Australia Post tackles ‘observability’ after digital transformation
Australia Post’s adoption of microservices and cloud via a digital transformation allowed it to move faster, but also created a complex environment of interdependencies and a need to establish “observability” across that.
When Post kicked off its digital transformation in 2013, the overarching goal was speed.
“Our time to market was incredibly slow at the time,” recalls head of platform engineering Andrew Nette.
“It was taking up to 50 days for code to reach production, so environments were really slow in spinning up.”
The organisation set up a digital delivery centre internally to help internal application owners transform.
The centre was a predecessor to platform engineering, where 30 engineers now assist Post’s delivery teams to get products to market quickly, and then support the application once in production.
Nette told last month’s New Relic FutureStack19 conference that Post re-architected applications into arrays of cloud-hosted microservices.
That structure worked insofar as it reduced the time needed to get code into production.
“We were quite successful,” Nette said.
“We were able to get things into production in about 12 minutes, so our time to market has significantly improved.
“[But] we were using a microservices architecture, so our number of things in production scaled out as well, which means our environment got a lot more complex, and we had to think about the way we monitored those applications differently.”
The problems appeared “after 2013”, not long into the transformation.
“Microservices were proliferating, and it was really difficult for us to keep up and keep the focus on the number of microservices that we had,” Nette said.
Post’s challenge quickly became establishing “observability” over the transformed environment, and Nette said the organisation had spent “a lot of time” getting to a point of “100 percent visibility.”
“Observability is more than just monitoring – it’s the ability to understand what’s happening inside your application or inside your system through all its dependencies,” Nette said.
“Being able to understand if there’s an issue in the network layer, infrastructure layer, application layer, and even out to third party services that you’re utilising.
“If you can do that, then you have a truly observable system, and if you can do it all in one place then … you have your single pane of glass where you can see all of your issues.”
Nette continued: “If I think about the way Post’s observability platform or our monitoring ecosystem developed … we’ve spent a lot of time trying to develop our ecosystem so that we have 100 percent visibility and no gaps.”
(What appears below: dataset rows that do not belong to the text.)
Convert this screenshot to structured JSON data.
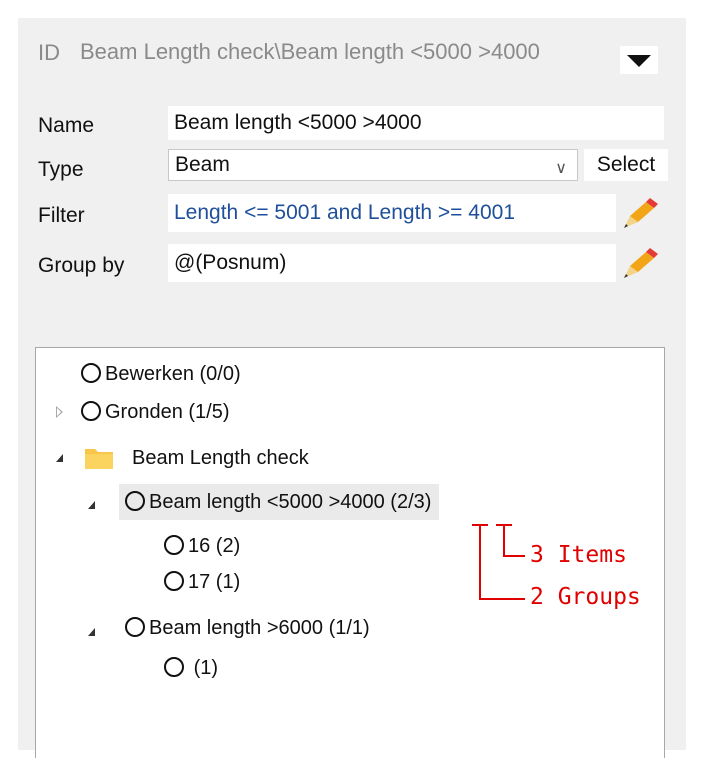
{
  "header": {
    "id_label": "ID",
    "title": "Beam Length check\\Beam length <5000 >4000"
  },
  "form": {
    "name_label": "Name",
    "name_value": "Beam length <5000 >4000",
    "type_label": "Type",
    "type_value": "Beam",
    "select_label": "Select",
    "filter_label": "Filter",
    "filter_value": "Length <= 5001 and Length >= 4001",
    "group_label": "Group by",
    "group_value": "@(Posnum)"
  },
  "tree": {
    "bewerken": "Bewerken (0/0)",
    "gronden": "Gronden (1/5)",
    "folder": "Beam Length check",
    "rule1": "Beam length <5000 >4000 (2/3)",
    "rule1_children": [
      "16 (2)",
      "17 (1)"
    ],
    "rule2": "Beam length >6000 (1/1)",
    "rule2_children": [
      "(1)"
    ]
  },
  "annotations": {
    "items": "3 Items",
    "groups": "2 Groups",
    "color": "#e00000"
  },
  "icons": [
    "dropdown-arrow-icon",
    "chevron-down-icon",
    "pencil-icon",
    "folder-icon",
    "radio-circle-icon",
    "expand-arrow-icon",
    "collapse-arrow-icon"
  ]
}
Tool-wise, Australia Post uses a mix of “New Relic APM [application performance monitoring], synthetics, Sumo Logic event [management], even Bash scripts if that was what was required to get the visibility.”
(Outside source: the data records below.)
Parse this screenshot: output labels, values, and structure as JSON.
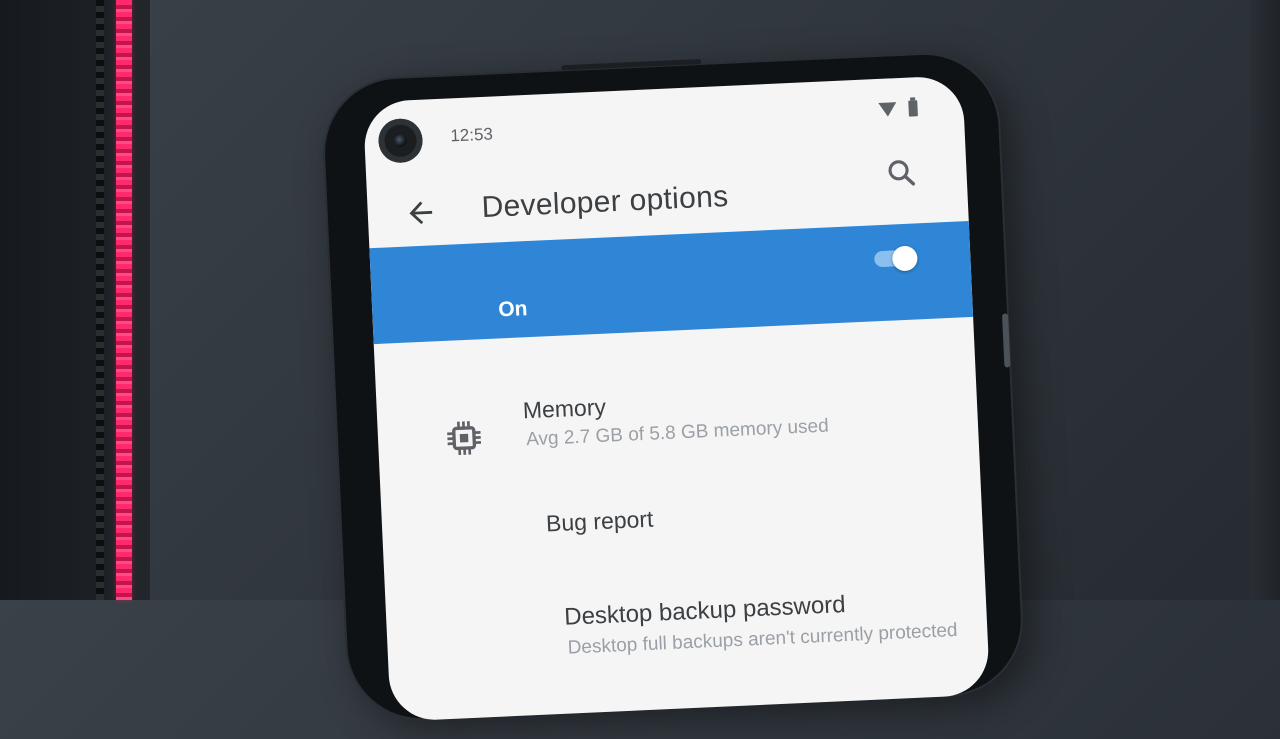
{
  "status_bar": {
    "time": "12:53",
    "icons": [
      "wifi-icon",
      "battery-icon"
    ]
  },
  "app_bar": {
    "title": "Developer options",
    "back_icon": "arrow-back-icon",
    "search_icon": "search-icon"
  },
  "main_toggle": {
    "label": "On",
    "state": "on",
    "accent_color": "#2f86d6"
  },
  "settings": [
    {
      "title": "Memory",
      "summary": "Avg 2.7 GB of 5.8 GB memory used",
      "icon": "memory-chip-icon"
    },
    {
      "title": "Bug report"
    },
    {
      "title": "Desktop backup password",
      "summary": "Desktop full backups aren't currently protected"
    }
  ]
}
Nette described finding the right mix of tools as Post’s “Goldilocks zone” – “not too many, not too few, just the right number.”
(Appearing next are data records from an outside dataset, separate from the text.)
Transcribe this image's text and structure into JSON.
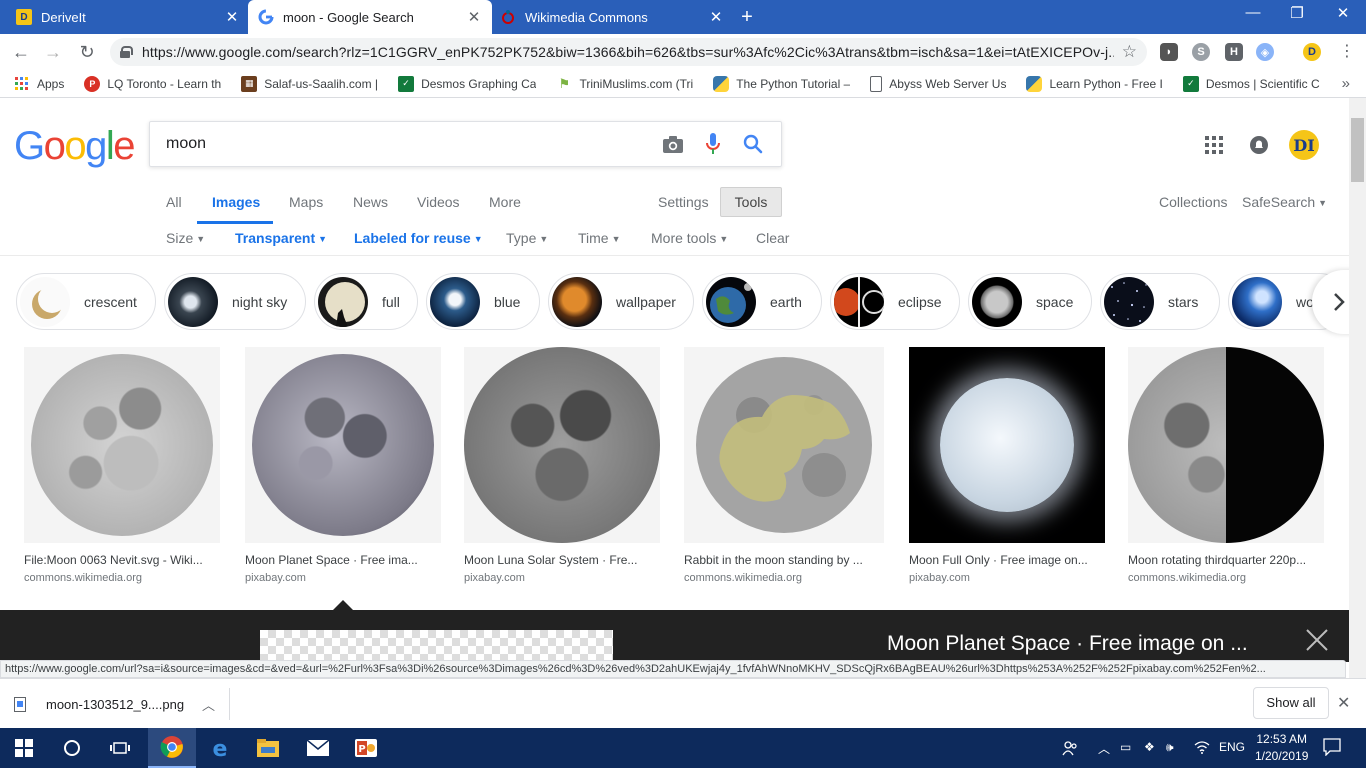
{
  "browser": {
    "tabs": [
      {
        "title": "DeriveIt",
        "favicon": "D"
      },
      {
        "title": "moon - Google Search",
        "favicon": "G"
      },
      {
        "title": "Wikimedia Commons",
        "favicon": "W"
      }
    ],
    "url": "https://www.google.com/search?rlz=1C1GGRV_enPK752PK752&biw=1366&bih=626&tbs=sur%3Afc%2Cic%3Atrans&tbm=isch&sa=1&ei=tAtEXICEPOv-j...",
    "bookmarks": [
      {
        "label": "Apps"
      },
      {
        "label": "LQ Toronto - Learn th"
      },
      {
        "label": "Salaf-us-Saalih.com |"
      },
      {
        "label": "Desmos Graphing Ca"
      },
      {
        "label": "TriniMuslims.com (Tri"
      },
      {
        "label": "The Python Tutorial –"
      },
      {
        "label": "Abyss Web Server Us"
      },
      {
        "label": "Learn Python - Free I"
      },
      {
        "label": "Desmos | Scientific C"
      }
    ]
  },
  "search": {
    "query": "moon",
    "nav_tabs": [
      "All",
      "Images",
      "Maps",
      "News",
      "Videos",
      "More",
      "Settings",
      "Tools"
    ],
    "right_links": {
      "collections": "Collections",
      "safesearch": "SafeSearch"
    },
    "filters": {
      "size": "Size",
      "color": "Transparent",
      "rights": "Labeled for reuse",
      "type": "Type",
      "time": "Time",
      "more_tools": "More tools",
      "clear": "Clear"
    },
    "chips": [
      "crescent",
      "night sky",
      "full",
      "blue",
      "wallpaper",
      "earth",
      "eclipse",
      "space",
      "stars",
      "wol"
    ]
  },
  "results": [
    {
      "title": "File:Moon 0063 Nevit.svg - Wiki...",
      "source": "commons.wikimedia.org"
    },
    {
      "title": "Moon Planet Space · Free ima...",
      "source": "pixabay.com"
    },
    {
      "title": "Moon Luna Solar System · Fre...",
      "source": "pixabay.com"
    },
    {
      "title": "Rabbit in the moon standing by ...",
      "source": "commons.wikimedia.org"
    },
    {
      "title": "Moon Full Only · Free image on...",
      "source": "pixabay.com"
    },
    {
      "title": "Moon rotating thirdquarter 220p...",
      "source": "commons.wikimedia.org"
    }
  ],
  "preview": {
    "title": "Moon Planet Space · Free image on ..."
  },
  "status_url": "https://www.google.com/url?sa=i&source=images&cd=&ved=&url=%2Furl%3Fsa%3Di%26source%3Dimages%26cd%3D%26ved%3D2ahUKEwjaj4y_1fvfAhWNnoMKHV_SDScQjRx6BAgBEAU%26url%3Dhttps%253A%252F%252Fpixabay.com%252Fen%2...",
  "download": {
    "filename": "moon-1303512_9....png",
    "show_all": "Show all"
  },
  "taskbar": {
    "language": "ENG",
    "time": "12:53 AM",
    "date": "1/20/2019"
  },
  "colors": {
    "chrome_blue": "#2a5fb9",
    "google_blue": "#1a73e8",
    "taskbar": "#0d2a5c"
  }
}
“The tools [also] need to provide value and not add more toil,” he said.
The ‘Vanilla Ice rule’
Post worked closely with delivery teams to instrument all parts of the environment.
“Collaboration was really important,” Nette said.
“We follow the Vanilla Ice rule: ‘stop, collaborate and listen’.
“It was a two-way conversation with delivery teams. They needed to understand why we were trying to do the things we were doing, and we needed to appreciate that they had other work, they were delivering features.”
One of the main things to monitor were Post’s customer-facing APIs, which large enterprise customers use to directly integrate with Post’s parcel delivery systems.
Post built all its APIs using a standard pattern that “had API health checks built in”, Nette said.
“It was really important that we worked with the delivery teams and the developers to make sure that those health checks were instrumented correctly, that they were calling their dependencies and that the dependencies were showing the correct states,” Nette said.
“Once we had a screen where all of our APIs were calling all of their dependencies, we could very quickly identify when there was an issue, and once we had that, we significantly reduced our mean time to identify issues and also our mean time to resolve.
“It was a big win, and it showed effective collaboration was really helpful.”
Australia Post used an unspecified set of open source tools to create that “API health check dashboard”, and then other “observability” dashboards useful to platform engineering.
It then started creating dashboards for individual delivery teams that showed them only the alerts they needed to see for the code and services they maintained.
In part, these dashboards helped the delivery teams to “evolve their DevOps capabilities”, Nette said, instead of fully relying on operations for alerting and support.
Platform engineering at Australia Post now offers “hybrid” support options to delivery teams.
“There’s full end-to-end support that we provide with delivery teams providing a third level [of] escalation, all the way up to the delivery teams providing full DevOps and doing all of the support [themselves], and [us just] providing advice where required,” Nette said.